Anthropologically CAMP

 

 

“I am strongly drawn to Camp, and almost as strongly offended by it. That is why I want to talk about it, and why I can. For no one who wholeheartedly shares in a given sensibility can analyze it; he can only, whatever his intention, exhibit it. To name a sensibility, to draw its contours and to recount its history, requires a deep sympathy modified by revulsion.”

(Susan Sontag, Notes On Camp)

 

IS CAMP STYLE A DEMAND OF OUR TIME?

HAS IT GOT SPECIFIC ROOTS IN THE PAST?

IS IT ANYTHING NEW OR IS IT AN EVOLUTION?

 

 

Anthropologically speaking, I think Camp style is a requirement of every era.

Every moment in time has got its own rules, its own proibhitions, its own people with their own roles in society and Camp style has always been a way to react to it, to get a instant of freedom, to laugh about what has been going on. I suppose it deals with a private revolution against everything the community imposed as good and right: humankind feel the needing of something that runs over the ordinary decorum.

So I believe Camp style is a state of mind in which imagination isn’t kept under control any longer, where everything has lost its definite role and is seen without any superstructure; Camp style is something you can play with, in order to free yourself and feel easier.

 

 

“This comes out clearly in the vulgar use of the word Camp as a verb, “to camp,” something that people do. To camp is a mode of seduction — one which employs flamboyant mannerisms susceptible of a double interpretation; gestures full of duplicity, with a witty meaning for cognoscenti and another, more impersonal, for outsiders. Equally and by extension, when the word becomes a noun, when a person or a thing is “a camp,” a duplicity is involved.

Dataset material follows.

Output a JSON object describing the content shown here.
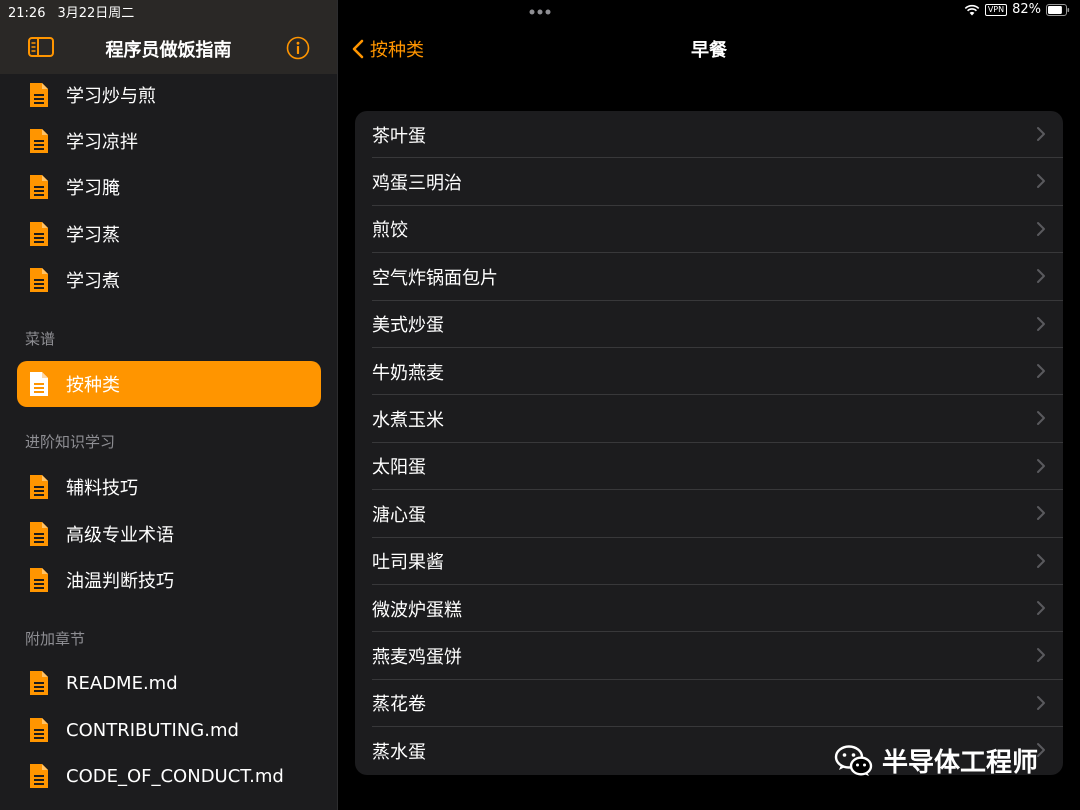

Behind the “straight” public sense in which something can be taken, one has found a private zany experience of the thing.”

(Susan Sontag, Notes On Camp)

 

 

The origins of Camp style could probably be discovered in Ancient Greece, where actresses didn’t exist (women were strictly forbidden from acting) and male actors had to exaggerate female characteristics in order to play also their parts; more over the aim of  greek tragedies was the one of  permitting spectators to break free from everyday life so that they could liberate their mind.

While during Middle Ages there were not many evidences of Camp, a pocket history of Camp might, of course, carries on with the mannerist artists like Pontormo, Rosso, and Caravaggio, or the extraordinarily theatrical painting of Georges de La Tour, or Euphuism (Lyly, etc.) in literature. Still, the soundest starting point seems to be the late 17th and early 18th century, because of that period’s extraordinary feeling for artifice, for surface, for symmetry; its taste for the picturesque and the thrilling, its elegant conventions for representing instant feeling and the total presence of character; the epigram and the rhymed couplet (in words), the flourish (in gesture and in music). The late 17th and early 18th century is the great period of Camp: Pope, Congreve, Walpole, etc, but not Swift; les précieux in France; the rococo churches of Munich; Pergolesi.

 

Somewhat later: much of Mozart. But in the 19th century, what had been distributed throughout all of high culture now becomes a special taste; it takes on overtones of the acute, the esoteric, the perverse.

Confining the story to England alone, we see Camp continuing wanly through 19th century aestheticism (Bume-Jones, Pater, Ruskin, Tennyson), emerging full-blown with the Art Nouveau movement in the visual and decorative arts, and finding its conscious ideologists in such “wits” as Wilde and Firbank.

 

 

 

 

But the incubation moved on with personalities such as the painter Francis Bacon, the artist Andy Warhol, the poet and novelist Jean Cocteau and the playwright Truman Capote; and Camp style exploded in the second half of the 20th century with a long list of  controversial names, usually linked with the star system world: David Bowie, John Waters, Elvira, Pee-wee Herman, Elton John, Freddie Mercury, Richard Simmons, Dame Edna, Divine (Glen Milstead), RuPaul, and Jim Carroll, Boy George, George Michael, and many other singers… Celebrities who are gay icons include Judy Garland, Dame Shirley Bassey, Liza Minnelli, Bette Midler, Carmen Miranda, and Joan Rivers.

More over, the list becomes longer and longer with fashion and interior designers’ and film-makers’ names and so on…

 

This narration betrays how modern Camp style is a natural evolution of something very ancient, how it progresses through ages and get its nowadays meaning.